Collaboration Tip #6 – Build a Practice of Reflection

by 
June 5, 2025

Our sixth tip for successful collaboration, from the book Tools to Save Our Home Planet, published by Patagonia.

Revisit Tip #5 here

Tip #6 - Build a Practice of Reflection

Regional landscape partnership, participant observation:

Define what success looks like and then revisit it often. We framed success for the coalition as both the ideal end-goal, and how the steps along the way built the partnership’s power. And we look at what we are learning, seeing, and doing to keep adjusting our path.”

Given the pressing nature of many health and environmental threats, collaborations can often fall into the trap of urgent and constant action. We press on with the next meeting, the next element of strategy, the next action. Pushing the pause button to step back from the action and reflect is hard.

In the context of collaborative efforts, we encourage leaders to embrace the complexity and change inherent in collaborative work, and to apply an adaptive strategy approach. Rather than thinking that you can plan things out step-by-step for the next three years (a classic old-school strategic planning approach), invite collaboration members to work together and chart a directional path that creates excitement and buy-in.

Collaborations function well when they free themselves to see their work as experimental. With this mindset, the members can move away from working to find the “perfect” strategy or the “best” activity. Instead, the collaboration can identify actions to try or experiment with that can test an approach.

An experimental approach creates a powerful cycle of learning that feeds a collaboration’s impact and sense of accomplishment. After defining and running the experiment, one can step back and measure the experiment’s relative success or failure. It’s possible to measure learnings and then redesign a new experiment based on takeaways.

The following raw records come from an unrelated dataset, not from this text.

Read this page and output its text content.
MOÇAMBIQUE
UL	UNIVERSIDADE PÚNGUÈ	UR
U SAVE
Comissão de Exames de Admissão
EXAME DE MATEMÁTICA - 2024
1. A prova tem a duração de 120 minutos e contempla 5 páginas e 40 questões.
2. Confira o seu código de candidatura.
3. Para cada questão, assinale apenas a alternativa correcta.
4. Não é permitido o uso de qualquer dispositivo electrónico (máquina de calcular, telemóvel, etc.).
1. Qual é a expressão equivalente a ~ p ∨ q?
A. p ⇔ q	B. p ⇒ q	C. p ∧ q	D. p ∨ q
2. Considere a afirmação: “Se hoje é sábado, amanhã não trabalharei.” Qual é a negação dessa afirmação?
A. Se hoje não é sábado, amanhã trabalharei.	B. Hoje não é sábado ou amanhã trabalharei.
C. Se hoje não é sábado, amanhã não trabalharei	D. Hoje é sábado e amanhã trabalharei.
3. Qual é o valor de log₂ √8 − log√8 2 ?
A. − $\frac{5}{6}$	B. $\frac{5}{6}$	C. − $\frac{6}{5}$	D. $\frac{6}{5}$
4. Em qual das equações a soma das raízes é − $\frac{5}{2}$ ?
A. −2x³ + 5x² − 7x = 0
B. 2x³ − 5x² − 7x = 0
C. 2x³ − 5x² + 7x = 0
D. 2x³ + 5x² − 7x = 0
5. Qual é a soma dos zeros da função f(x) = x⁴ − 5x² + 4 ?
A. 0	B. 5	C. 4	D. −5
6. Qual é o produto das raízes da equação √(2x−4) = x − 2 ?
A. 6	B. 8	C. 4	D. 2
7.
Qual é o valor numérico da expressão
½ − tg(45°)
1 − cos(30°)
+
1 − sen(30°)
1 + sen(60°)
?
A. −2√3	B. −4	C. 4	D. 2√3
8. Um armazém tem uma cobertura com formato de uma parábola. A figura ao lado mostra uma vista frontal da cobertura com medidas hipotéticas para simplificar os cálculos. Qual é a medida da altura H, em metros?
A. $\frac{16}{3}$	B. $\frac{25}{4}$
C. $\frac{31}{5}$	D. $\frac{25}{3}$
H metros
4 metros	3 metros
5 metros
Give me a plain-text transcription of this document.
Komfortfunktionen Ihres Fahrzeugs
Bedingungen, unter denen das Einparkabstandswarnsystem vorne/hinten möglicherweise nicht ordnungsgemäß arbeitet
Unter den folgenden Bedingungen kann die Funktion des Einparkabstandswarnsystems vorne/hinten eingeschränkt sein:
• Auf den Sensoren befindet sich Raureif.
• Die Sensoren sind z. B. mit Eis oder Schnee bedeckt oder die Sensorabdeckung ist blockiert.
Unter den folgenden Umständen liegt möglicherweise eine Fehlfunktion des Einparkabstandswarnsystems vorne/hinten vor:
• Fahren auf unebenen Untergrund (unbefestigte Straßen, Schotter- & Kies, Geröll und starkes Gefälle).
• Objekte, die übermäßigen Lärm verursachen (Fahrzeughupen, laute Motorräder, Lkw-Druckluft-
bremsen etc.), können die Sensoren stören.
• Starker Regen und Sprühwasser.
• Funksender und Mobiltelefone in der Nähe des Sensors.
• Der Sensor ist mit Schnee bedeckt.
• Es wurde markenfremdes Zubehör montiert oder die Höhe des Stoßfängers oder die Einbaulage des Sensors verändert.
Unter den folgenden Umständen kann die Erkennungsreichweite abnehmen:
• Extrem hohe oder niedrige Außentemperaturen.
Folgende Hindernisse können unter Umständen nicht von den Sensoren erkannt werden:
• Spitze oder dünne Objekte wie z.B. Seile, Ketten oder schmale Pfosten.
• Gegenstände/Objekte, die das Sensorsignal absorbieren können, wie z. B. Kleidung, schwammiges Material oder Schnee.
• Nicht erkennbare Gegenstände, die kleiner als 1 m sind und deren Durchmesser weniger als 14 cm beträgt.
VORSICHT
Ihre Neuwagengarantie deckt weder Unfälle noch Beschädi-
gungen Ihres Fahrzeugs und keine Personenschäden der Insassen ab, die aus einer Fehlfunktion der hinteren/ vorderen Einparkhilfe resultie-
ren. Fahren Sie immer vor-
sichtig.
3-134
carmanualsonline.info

Actions to Build a Practice of Reflection:

  • Build in small bits of reflection in a regular way. For example, at the end of meeting, close with reflective questions such as:
    • What did you learn or gain from this meeting?
    • What appreciations or regrets do you have as we end our time together?
    • What do we need to focus on next as a follow-up?
    • What are you more aware of for our collaboration work because of this meeting?
  • Create regular cycles of reflection by using regular surveys to get feedback from members on their needs and what they’re seeing or experiencing.
  • For subgroups in your collaboration, encourage them to name and share with the full collaboration what is working and why it’s working for them.
  • As your collaboration’s leadership group creates its plans and activities, begin the planning process with a scan of what’s working well, why it’s working well, and what lessons have emerged that you want to carry forward.